Enfin des « sténopistes », j'ai un attachement particulier pour les oeuvres de Patrick Caloz ou d'Alain Etchepare, entre autres.
J'aurais pu en mentionner bien d'autres, mais en citant ces premiers exemples qui me viennent à l'esprit, je retrouve une constante à laquelle je suis sensible : c'est la cohérence de la démarche et du propos. Ainsi que la large place laissée à l'imaginaire du spectateur, c'est toujours une photographie au fort caractère et un univers affirmé.
C'est très frustrant de ne citer de quelques noms parmi toutes celles et ceux dont je pourrais parler ici !
Quel regard portez-vous sur l'évolution technologique du matériel photographique ?
J'ai un regard curieux, bien sûr. Puisque les outils de la photographie, ont formidablement évolué et ouvrent des champs de possibles inédits pour la photographie artistique.

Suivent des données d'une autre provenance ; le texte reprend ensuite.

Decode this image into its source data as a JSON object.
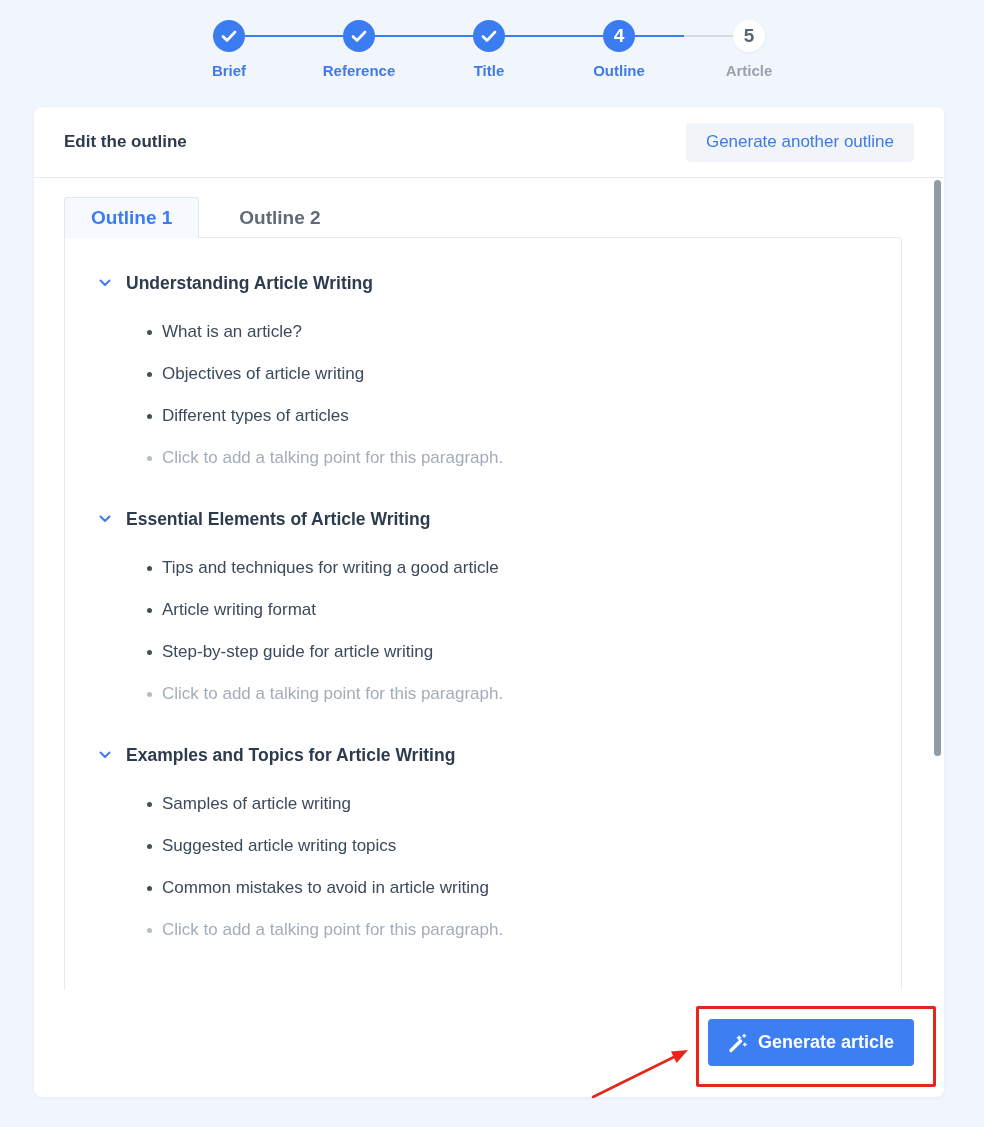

Mais à part la rapidité du médium, surtout intéressante dans les applications professionnelles. Les évolutions les plus importantes en matière d'exploitation artistique, se situent plus du côté de la post-production et des logiciels de traitement, que du matériel de prise de vue en soi.
La production de l'image se simplifie et se démocratise. Parce que le progrès technique met la production et la diffusion d'une image techniquement acceptable presque à la portée de n'importe qui. Ce qui pose des questions bien plus capitales que celles du choix d'une marque d'appareil ou des caractéristiques d'un capteur. Sans s'étendre sur ces questions, cela entraine un bouleversement des conditions de l'exercice d'une profession, une révolution dans les usages de la photographie et dans le statut de l'image.
A mon sens, la seule chose qui compte vraiment dans le choix d'un outil, c'est son adaptation au projet auquel on le destine, et la maîtrise que l'on en a.
Pour du reportage d'actualité par exemple, et pour la plupart des applications professionnelles, il est impensable ou très difficile d'utiliser autre chose que la chaîne numérique. Pour une production artistique, tout reste beaucoup plus ouvert et cela dépend seulement des choix de l'artiste.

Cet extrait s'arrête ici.